Doctors have done their best to diagnose patients with the most common form of dementia, but the disease has been underreported in part by people’s fear of the disease and the hopelessness that comes with it.
This fear is what inspired Jebelli’s research. At the age of 12, his beloved grandfather, Abbas, started showing signs of the disease. Jebelli and his family were shocked. Abbas was an Iranian property developer who woke up at 5 every morning to hiking, never drank and ate generous amounts of fish and vegetables. After years of declining, he passed away in 2012 from pneumonia.
“It was interesting, because my granddad did live a very healthy lifestyle, and he still succumbed to Alzheimer’s. And a lot of the patients I spoke to as well were very healthy and very well-educated,” says Jebelli. But he says that a healthy diet, exercise and mental stimulation — like reading and socializing — have indeed been shown to fight off the symptoms of the disease.
“When you look at the science and the population studies, there is still a very strong connection between all these lifestyle factors and reducing your risk of Alzheimer’s,” Jebelli says.
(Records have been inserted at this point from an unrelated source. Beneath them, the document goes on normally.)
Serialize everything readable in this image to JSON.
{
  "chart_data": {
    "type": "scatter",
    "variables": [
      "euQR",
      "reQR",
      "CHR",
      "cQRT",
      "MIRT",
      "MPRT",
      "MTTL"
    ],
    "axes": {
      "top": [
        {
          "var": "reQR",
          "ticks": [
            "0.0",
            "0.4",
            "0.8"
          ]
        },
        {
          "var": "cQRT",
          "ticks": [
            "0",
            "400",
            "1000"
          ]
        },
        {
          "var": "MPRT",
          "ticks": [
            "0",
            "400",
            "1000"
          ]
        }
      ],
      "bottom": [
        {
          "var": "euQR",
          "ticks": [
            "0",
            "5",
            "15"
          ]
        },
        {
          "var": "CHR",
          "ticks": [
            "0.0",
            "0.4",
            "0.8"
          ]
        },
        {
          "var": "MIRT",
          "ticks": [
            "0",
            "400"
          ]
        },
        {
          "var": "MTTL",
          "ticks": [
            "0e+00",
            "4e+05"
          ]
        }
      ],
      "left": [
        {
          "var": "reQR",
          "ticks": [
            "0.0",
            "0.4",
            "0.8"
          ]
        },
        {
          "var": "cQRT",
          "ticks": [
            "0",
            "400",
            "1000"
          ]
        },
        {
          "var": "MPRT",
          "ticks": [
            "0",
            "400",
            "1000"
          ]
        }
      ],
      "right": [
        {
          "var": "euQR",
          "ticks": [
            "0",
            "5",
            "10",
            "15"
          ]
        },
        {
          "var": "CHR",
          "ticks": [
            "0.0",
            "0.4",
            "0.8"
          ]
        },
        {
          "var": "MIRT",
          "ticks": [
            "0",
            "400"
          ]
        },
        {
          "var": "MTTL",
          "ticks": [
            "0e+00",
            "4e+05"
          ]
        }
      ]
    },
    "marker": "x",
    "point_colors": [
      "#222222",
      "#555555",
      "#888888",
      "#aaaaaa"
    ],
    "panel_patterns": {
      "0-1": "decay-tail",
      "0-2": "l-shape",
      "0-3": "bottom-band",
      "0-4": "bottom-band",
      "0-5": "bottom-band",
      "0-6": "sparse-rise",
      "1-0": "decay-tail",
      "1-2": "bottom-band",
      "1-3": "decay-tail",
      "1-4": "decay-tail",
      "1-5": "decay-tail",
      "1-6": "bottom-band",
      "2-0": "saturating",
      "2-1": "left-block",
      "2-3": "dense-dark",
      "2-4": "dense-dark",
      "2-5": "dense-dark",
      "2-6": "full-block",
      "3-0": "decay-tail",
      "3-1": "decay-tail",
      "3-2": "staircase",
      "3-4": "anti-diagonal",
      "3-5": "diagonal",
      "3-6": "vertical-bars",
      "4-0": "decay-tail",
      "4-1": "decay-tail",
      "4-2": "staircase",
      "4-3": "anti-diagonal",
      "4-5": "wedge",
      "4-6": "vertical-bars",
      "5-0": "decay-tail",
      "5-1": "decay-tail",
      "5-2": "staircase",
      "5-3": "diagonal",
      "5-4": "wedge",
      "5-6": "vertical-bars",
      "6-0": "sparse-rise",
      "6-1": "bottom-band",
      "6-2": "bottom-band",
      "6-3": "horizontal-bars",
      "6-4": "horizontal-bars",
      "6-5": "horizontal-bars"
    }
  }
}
Adding that diseases, such as cardiovascular disease, for example, has been linked to Alzheimer’s and cognitive decline.
These studies have allowed scientists to gain a better grasp on what causes the severe memory loss and has brought the neuroscience community closer to an effective treatment.
“We now understand that Alzheimer’s seems to be caused by these proteins called plaques and tangles [in the brain],” he says. “What we’re doing now is actually targeting the underlying biology of the disease, instead of just targeting the symptoms, which is what scientists were doing [before].”
A growing understanding of how to treat the disease comes from a better understanding of the disease itself.
“The drug trials so far have actually been quite disastrous,” says Jebelli — this is most likely because the patient’s symptoms were too advanced by the time they were given the drugs. However, those failures gave scientists a better understanding of how the disease unfolds and forced them to develop methods that help predict a person’s odds of getting the disease.
Researchers are constantly searching for methods to reverse the symptoms that have already arisen.
“Doctors are doing amazing things with [human] stem cells,” says Jebelli, including reprogramming them into brain cells that are then implanted in Alzheimer’s patients’ brains. This treatment will require more research and time, but Jebelli says it’s “still a possibility.”
With the potential of drugs and stem cells that could prevent the development of the disease, Jebelli is quite optimistic about the future of Alzheimer’s prevention and treatment: “We’re at the beginning of the end.”